Time to mindfully detox.. no diets allowed. Change your portions and the quality of foods you eat... seriously, you get a chance to lead without resentment here, but in the kitchen. Can the fried stuff completely... seriously, no take out anythings, no processed fried stuff... cut out the processed sugars and cut back the salt for 30 days. Steam ALL your veg, grains and seeds like quinoa, brown rice and starches like small red potatoes (just one with your meal, not four), whole grain non-GMO pastas, roasted chicken and broiled fish with a once or twice a week red-meat holiday... maybe a lean pork, ham, or beef but portioned right and fats trimmed.

And walk... walk your mindful backside off!
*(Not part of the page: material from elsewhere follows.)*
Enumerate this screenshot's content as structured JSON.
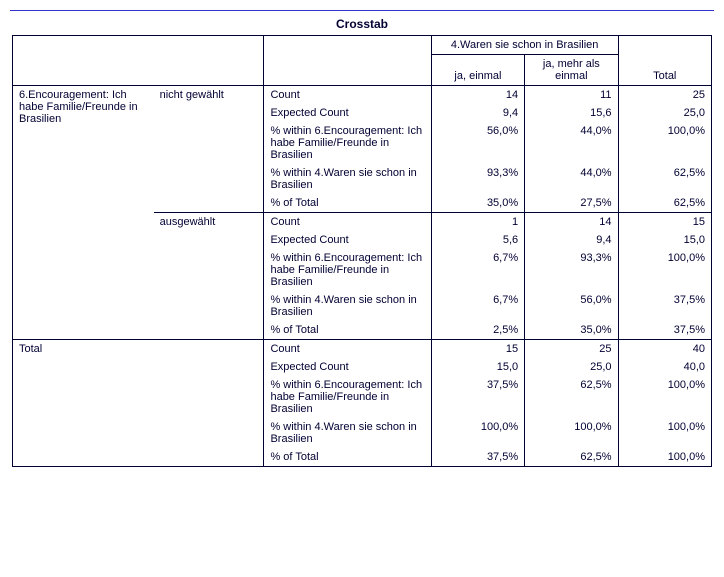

Great for the mind and soul, wonderful self-reflection time.

I'd bet you your next dinner out you see three-five pounds gone the first month...

When I hear the word "trapped" I always think of the Eagles and a line from one of their songs... "So often times it happens, that we live our lives in chains... and we never even know we have the key". This is so true... and true here. 

Do not bring any children into this until you have balanced out your life... you dwell on being single out of no other need than to remove the challenges of living with someone, and that takes work... not escapism. The more you want to run away, the easier it looks... as I mentioned in the beginning, it's all downhill and running makes it seam easier because once you pick up momentum, you travel fast... but your balance is off and we all know what happens when downhill at full pace... balance is lost and the slightest stumble send us crashing to the ground with skinned souls and broken selfs... then at the bottom bruised and hurt we have to pick ourselves back up and walk back up that hill.

You need to find you without incurring all that bruising...the best way to do that is avoid the downhill path.

I'm sure my sharing is know for recommending the value of meditation... lucky you! 

Seriously... you are missing out on so much by missing the calm moments you create and control in your life. You think you are calm when she isn't there, but it is a substitution for real calm as that calm should be there whether she is there or not... and that's all you to own. Want the simple guide? Buddha in Blue Jeans, it's even free for Kindle... please consider it.

Accept your weaknesses... there is no shame in seeing yourself where you truly are, struggling in your relationship. We all struggle at times, for many reasons... like you, we have the key... using it is choice.

Choose wisely... believe in your ability to implement the change you want to be and seek counseling if that path has more rocks than you can clear yourself.

Believe in yourself... and be with peace on that journey there.


----------